Before transplantation, patients were assigned to stop tacrolimus early if eligible, without taper, after the last dose on day +90, +60, or +120. Tacrolimus was first planned up through day +90 (termed the “day 90 cohort”). If safety was acceptable, day +60 tacrolimus cessation would be studied; otherwise, day +120 tacrolimus cessation would be studied. After the day +90 cohort completed accrual, the day +120 cohort was briefly enrolled (n = 3) while safety data were maturing. On demonstration of acceptable safety in the day +90 cohort, study of day +60 tacrolimus cessation commenced. Stopping tacrolimus up to 5 days after the scheduled stop date was permissible for logistical reasons. Two patients (in the day +60 cohort) stopped 1 day beyond this window, and 1 patient (in the day +90 cohort) stopped 3 days beyond this window.

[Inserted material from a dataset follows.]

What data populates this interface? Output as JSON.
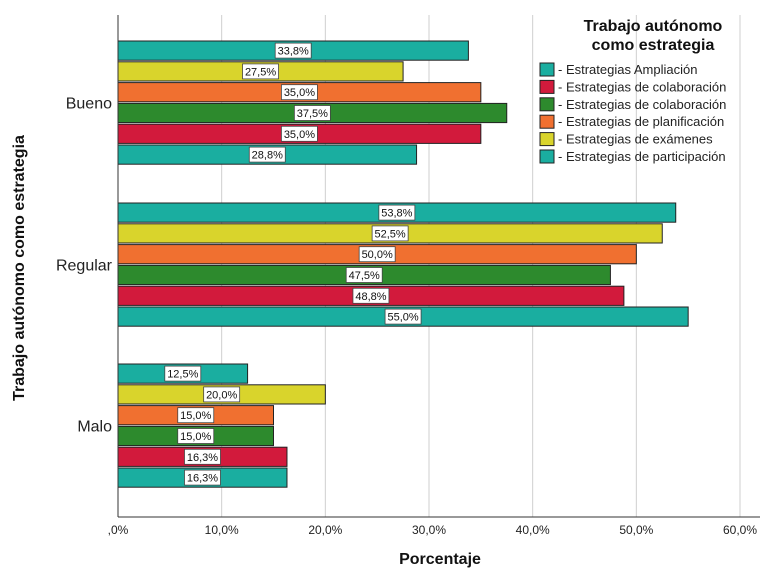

Eligibility for early tacrolimus cessation was evaluated before the planned stop date and consisted of having ≥5% donor T cells at ~day +56 onward, no relapse, no history of grade II-IV acute GVHD, no chronic GVHD other than oral, and no use of alternative IS due to tacrolimus intolerance. Ongoing grade I acute GVHD was permissible, provided there was no history of higher-grade GVHD. For patients not meeting these criteria, IS was individualized and continued to day +180 in the absence of relapse, graft failure, or GVHD. Patients who experienced tacrolimus toxicity resulting in its earlier-than-scheduled discontinuation, or who were eligible to stop early but did not, were considered unevaluable for the primary endpoint. Of the 114 transplant recipients, 9 were unevaluable for the primary endpoint because of tacrolimus intolerance (n = 7), noncompliance (n = 1), or inadvertent continuation of tacrolimus (n = 1). The remaining 105 patients compose the cohort for analysis.
Statistical Methods
The primary analysis evaluated both the feasibility and safety of reduced-duration tacrolimus. The study was not designed to detect improvements in relapse risk. Feasibility and safety were evaluated continually using Bayesian monitoring rules. The monitoring rules deemed reduced IS “feasible” if ≥33% of patients could stop tacrolimus early as planned. Up to 55 transplants per cohort were planned, to identify at least 15 patients evaluable for safety. The safety of reduced-duration IS was evaluated from the tacrolimus stop date to ~day +180. Safety stopping rules were based on a ≥65% probability of a ≥5% incidence of graft failure, a ≥10% incidence of nonrelapse mortality (NRM), or a ≥20% incidence of GVHD events as next defined in this window. The GVHD stopping rule was initially based on a ≥20% combined incidence of grade II-IV acute and severe chronic GVHD, then was revised to a ≥20% combined incidence of grade III-IV acute and severe chronic GVHD. An interim assessment of the day +60 tacrolimus cohort triggered an accrual pause due to a potential increase in grade II-IV GVHD. There was no apparent increased incidence of grade III-IV GVHD or NRM, and emerging data suggested that grade II limited GVHD after haplo BMT is associated with improved progression-free survival (PFS) [18]. The GVHD stopping rule was modified and study of day +60 tacrolimus cessation continued with Institutional Review Board approval.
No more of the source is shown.